Tips for Talks and Lessons #13: Lifelong Study and Preparation

The best students of the gospel become the best teachers of the gospel

I am sometimes asked, “Brother London, how long did it take you to prepare your talk?” I answer, “About 50 years.” Powerful speaking and teaching requires lifelong ongoing study.

We are commanded to engage in an ongoing lifelong study of the gospel

You cannot teach what you do not know. The Lord proclaimed: “Seek not to declare my word, but first seek to obtain my word….” (D&C 11:21)

The Lord has commanded that we diligently engage in an ongoing lifelong study of the gospel. “Seek learning, even by study and also by faith.” (D&C 88:118)

Treasure these things up in your hearts, and let the solemnities of eternity rest upon your minds.” (D&C 43:34)

We are commanded to study the gospel and secular subjects “diligently”

We are commanded to learn and to teach “diligently”  “the doctrine of the kingdom,” and “things both in heaven and in the earth … things which are, things which must shortly come to pass; things which are at home, things which are abroad; the wars and the perplexities of the nations, and the judgments which are on the land; and a knowledge also of countries and of kingdoms—” (D&C 88:77-79)

Gordon B. Hinckley observed: “I love to learn. I relish any opportunity to acquire knowledge.

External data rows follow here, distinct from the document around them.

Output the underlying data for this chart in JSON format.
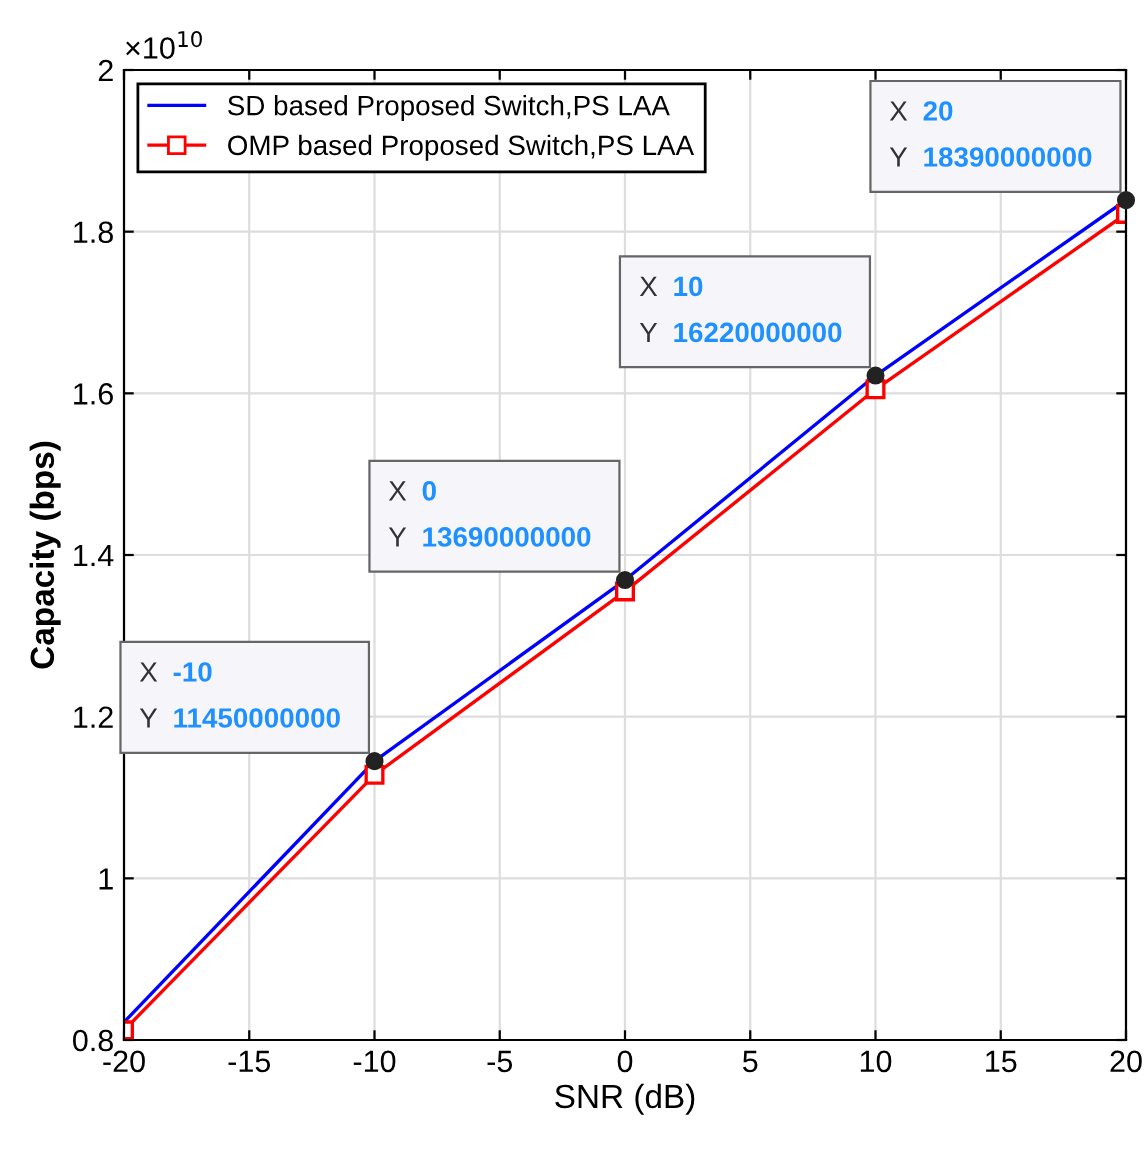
{
  "chart_data": {
    "type": "line",
    "xlabel": "SNR (dB)",
    "ylabel": "Capacity (bps)",
    "x": [
      -20,
      -10,
      0,
      10,
      20
    ],
    "series": [
      {
        "name": "SD based Proposed Switch,PS LAA",
        "color": "#0000ff",
        "marker": "circle",
        "values": [
          0.822,
          1.145,
          1.369,
          1.622,
          1.839
        ]
      },
      {
        "name": "OMP based Proposed Switch,PS LAA",
        "color": "#ff0000",
        "marker": "square",
        "values": [
          0.812,
          1.128,
          1.355,
          1.605,
          1.822
        ]
      }
    ],
    "xlim": [
      -20,
      20
    ],
    "xticks": [
      -20,
      -15,
      -10,
      -5,
      0,
      5,
      10,
      15,
      20
    ],
    "ylim": [
      0.8,
      2
    ],
    "yticks": [
      0.8,
      1,
      1.2,
      1.4,
      1.6,
      1.8,
      2
    ],
    "annotations": [
      "×10$^{10}$",
      {
        "text": "X -10\nY 11450000000",
        "x": -10,
        "y": 1.145
      },
      {
        "text": "X 0\nY 13690000000",
        "x": 0,
        "y": 1.369
      },
      {
        "text": "X 10\nY 16220000000",
        "x": 10,
        "y": 1.622
      },
      {
        "text": "X 20\nY 18390000000",
        "x": 20,
        "y": 1.839
      }
    ],
    "grid": true,
    "legend": "top left"
  }
}
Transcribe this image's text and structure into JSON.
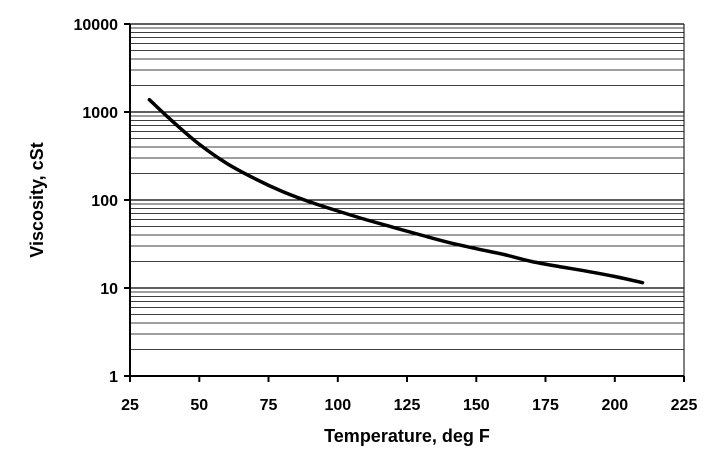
{
  "chart_data": {
    "type": "line",
    "title": "",
    "xlabel": "Temperature, deg F",
    "ylabel": "Viscosity, cSt",
    "xlim": [
      25,
      225
    ],
    "ylim": [
      1,
      10000
    ],
    "yscale": "log",
    "grid": {
      "x": false,
      "y": true,
      "y_minor": true
    },
    "legend": "none",
    "x_ticks": [
      "25",
      "50",
      "75",
      "100",
      "125",
      "150",
      "175",
      "200",
      "225"
    ],
    "y_ticks": [
      "1",
      "10",
      "100",
      "1000",
      "10000"
    ],
    "series": [
      {
        "color": "#000000",
        "x": [
          32,
          40,
          50,
          60,
          70,
          80,
          90,
          100,
          110,
          120,
          130,
          140,
          150,
          160,
          170,
          180,
          190,
          200,
          210
        ],
        "y": [
          1380,
          800,
          430,
          260,
          175,
          125,
          95,
          75,
          60,
          49,
          40,
          33,
          28,
          24,
          20,
          17.5,
          15.5,
          13.5,
          11.5
        ]
      }
    ]
  }
}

Indeed, I believe in and have vigorously supported, throughout my life, the pursuit of education—for myself and for others. … From my point of view, learning is both a practical matter and a spiritual one.”

Ignorance is not compatible with the gospel and the plan of happiness

 “It is impossible for a man to be saved in ignorance.” (D&C 131:6)

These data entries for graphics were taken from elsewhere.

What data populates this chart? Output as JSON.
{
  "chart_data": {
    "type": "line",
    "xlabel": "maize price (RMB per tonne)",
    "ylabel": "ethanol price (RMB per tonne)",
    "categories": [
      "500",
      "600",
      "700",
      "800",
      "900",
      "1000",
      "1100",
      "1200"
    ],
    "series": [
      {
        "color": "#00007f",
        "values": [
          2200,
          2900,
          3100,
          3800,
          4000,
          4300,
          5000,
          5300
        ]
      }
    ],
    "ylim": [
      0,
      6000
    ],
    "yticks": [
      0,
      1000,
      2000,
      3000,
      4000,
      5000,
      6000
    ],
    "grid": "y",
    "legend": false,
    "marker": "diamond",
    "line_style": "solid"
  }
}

When God began this work, he never thought of raising up a society of ignoramuses, but of man and women of intelligence, of the first intelligence, or intelligence as high as human nature was susceptible.” (Sidney Rigdon, “To the Saints Abroad,” Elder’s Journal, Aug. 1838, The Joseph Smith Papers)

Lasting testimonies require serious gospel study

 “I am impressed with the testimony of the man who can stand and say, “I know the gospel is true.”  But what I would like to ask is, “But, sir, do you know the gospel?”  It is one thing to know the gospel is true and another to know what the gospel is.  To retain a testimony and to be of service in building up the Lord’s kingdom requires a serious study of the gospel and a knowing of what it is.” (Hugh B. Brown, personal correspondence with Robert J. Matthews, dated 28 January 1969; see Matthews, “Using the Scriptures,” BYU devotional, July 14, 1981.)

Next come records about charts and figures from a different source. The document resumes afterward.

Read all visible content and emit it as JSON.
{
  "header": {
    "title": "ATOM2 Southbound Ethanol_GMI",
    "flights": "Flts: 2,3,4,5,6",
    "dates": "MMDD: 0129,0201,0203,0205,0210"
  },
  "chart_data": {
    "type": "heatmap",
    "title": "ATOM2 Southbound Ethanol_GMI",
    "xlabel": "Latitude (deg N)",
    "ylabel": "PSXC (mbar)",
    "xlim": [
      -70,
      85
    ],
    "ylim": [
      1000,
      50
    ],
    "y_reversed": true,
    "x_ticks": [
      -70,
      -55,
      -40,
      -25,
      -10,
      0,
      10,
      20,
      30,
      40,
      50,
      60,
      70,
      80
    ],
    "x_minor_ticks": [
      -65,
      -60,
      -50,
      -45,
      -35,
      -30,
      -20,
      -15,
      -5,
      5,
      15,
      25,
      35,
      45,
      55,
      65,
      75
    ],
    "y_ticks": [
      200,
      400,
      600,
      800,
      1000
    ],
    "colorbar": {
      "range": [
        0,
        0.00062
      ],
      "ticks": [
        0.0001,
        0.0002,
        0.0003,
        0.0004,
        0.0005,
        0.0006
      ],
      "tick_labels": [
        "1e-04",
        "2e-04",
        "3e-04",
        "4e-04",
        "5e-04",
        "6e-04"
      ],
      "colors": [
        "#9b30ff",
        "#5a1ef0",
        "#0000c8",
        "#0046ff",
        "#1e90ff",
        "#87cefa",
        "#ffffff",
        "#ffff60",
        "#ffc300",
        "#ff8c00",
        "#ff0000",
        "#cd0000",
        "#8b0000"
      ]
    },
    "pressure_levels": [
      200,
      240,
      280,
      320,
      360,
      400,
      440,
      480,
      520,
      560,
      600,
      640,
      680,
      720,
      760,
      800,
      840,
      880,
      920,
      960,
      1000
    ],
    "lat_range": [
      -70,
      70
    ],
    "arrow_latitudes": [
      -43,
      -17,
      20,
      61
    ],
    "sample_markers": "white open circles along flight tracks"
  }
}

The gospel should be studied more intensively than any other subject

It is a paradox that men will gladly devote time every day for many years to learn a science or an art; yet will expect to win a knowledge of the gospel, which comprehends all sciences and arts, through perfunctory glances at books or occasional listening to sermons.  The gospel should be studied more intensively than any school or college subject.  They who pass opinion on the gospel without having given it intimate and careful study are not lovers of truth, and their opinions are worthless.”. (John A. Widtsoe, Evidences and Reconciliations, pp. 16-17)

We will mourn hereafter if we have not seriously studied the gospel here

Knowledge and intelligence are progressive here and hereafter.  Some have supposed that it would make little difference whether they learned much or little… This is a mistaken idea and will cause every soul to mourn who embraces and practices it.  When those souls arrive in the hereafter, they will realize, to their sorrow, that God required not only obedience to his revealed will, but a searching after his purposes.” (Brigham Young)

Follow the example of general authorities and church officers in gospel scholarship

The general authorities and church officers are prime examples of dedicated ongoing gospel learning.  They have set a very high standard of study and scholarship.

In sum, we have learned by experience that the best students of the gospel make the best gospel teachers.

The Iceberg Principle

I believe in the iceberg principle of speaking and teaching. What you share should be just the tip of the iceberg of your gospel knowledge.